MOSCOW DOESN”T BELIEVE IN TEARS

Moskva slezam ne verit (1980)

MOSCOW DOESN”T BELIEVE IN TEARS (Moskva slezam ne verit)

(director: Vladimir Menshov; screenwriter: Valentin Chernykh; cinematographer: Igor Slabnevich; editor: Yelena Mikhajlova; music: Sergei Nikitin; cast: Vera Alentova (Katya), Irina Muravyova (Lyudmila), Raisa Ryazanova (Antonina), Aleksandr Fatyushin (Gurin), Aleksey Batalov (Gosha), Boris Smorchkov (Nikolai), Yevgeniya Khanayeva (Rachkov’s Mother); Runtime: 145; MPAA Rating: NR; Kino Video; 1979-USSR-dubbed in English)
“Almost unbearable, overlong and empty melodrama.”
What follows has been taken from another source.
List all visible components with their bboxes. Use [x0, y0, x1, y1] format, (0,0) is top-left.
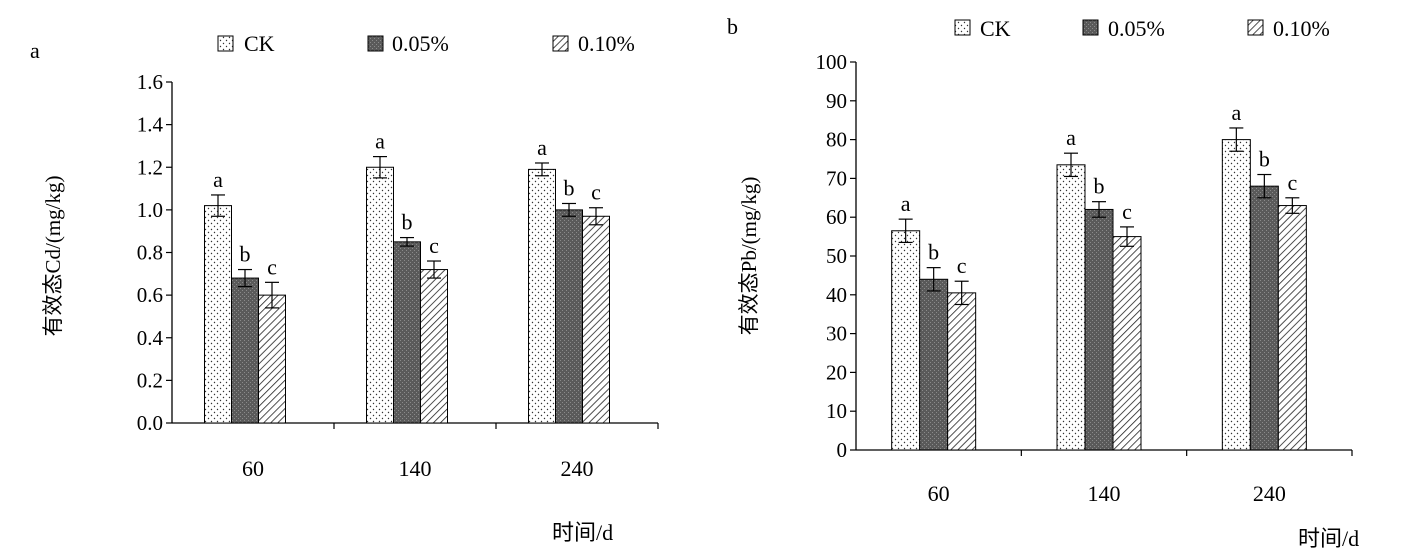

Reviewed by Dennis Schwartz

Winner of the Oscar for Best Foreign Film in 1980. It’s an escapist romantic comedy, in the same vein as a Hollywood film like When Harry Met Sally (which is not meant as a recommendation). Vladimir Menshov directs this almost unbearable, overlong and empty melodrama with an unconvincing tongue-in-cheek innocence. Some might like it as a slice of life flick depicting the ordinary Muscovite living under Communism.

It’s set in 1958 in Moscow and follows the romantic travails of three young factory girls coming from the country to live in Moscow in a women’s residence — the upwardly mobile, on the hunt for a rich guy, Lyudmila (Irina Muravyova), the securely rooted Earth Mother type Antonina (Raisa Ryazanova) and the proud wannabe university student Katya (Vera Alentova).

Katerina is asked by a relative to house-sit a skyscraper apartment while they go on vacation. Lyudmila can’t resist being her roommate and throws a dinner party for a group of eligible men, pretending that they are daughters of a professor and that the luxury apartment is theirs. Among the guests are a poet, an industrialist, a science student, a hockey player, and a television cameraman. Factory worker Katerina falls for the cameraman, Rachkov (Yuri Vasilyev); Lyudmila, a bakery worker who passes herself off as a psychology student, falls for Gurin (Aleksandr Fatyushin), the famous hockey player. Katerina becomes pregnant but before she has a chance to tell Rachkov that she’s pregnant, he shows up to film a TV show at the factory where Katerina works at a press. Katerina’s lie about being a professor’s daughter is exposed and Rachkov leaves her high and dry even when he later learns of her pregnancy. Rachkov’s arrogant mother (Yevgeniya Khanayeva) visit Katerina and after some nasty comments offers her a small amount of money – which Katya refuses. In the meantime Antonina marries Nikolai (Boris Smorchkov), a simple, sincere peasant boy she’s seeing.

The trio meets 20 years later (1978) and compare life experiences. Antonina and Nikolai are still happily married and now have three sons. Lyudmila had married her hockey player, Gurin, but the once non-drinker had become an alcoholic and the childless couple bitterly divorced seven years ago. Katerina raises a sweet daughter by herself named Alexandra (Natalya Vavilova), and dedicates herself to getting a degree in engineering and rises to the position of plant director. She’s the most successful professionally, but has no such luck romantically. Since she’s the most sympathetic of the three, it comes as a relief that she at last meets her ideal man before there’s closure to this soap opera. The only thing is that Gosha (Aleksey Batalov), a strong-minded tool-and-die maker, is below her in stature. It now becomes a question, if they are to become a couple, of how the blue collar worker handles the touchy situation of the woman in the relationship having the superior position.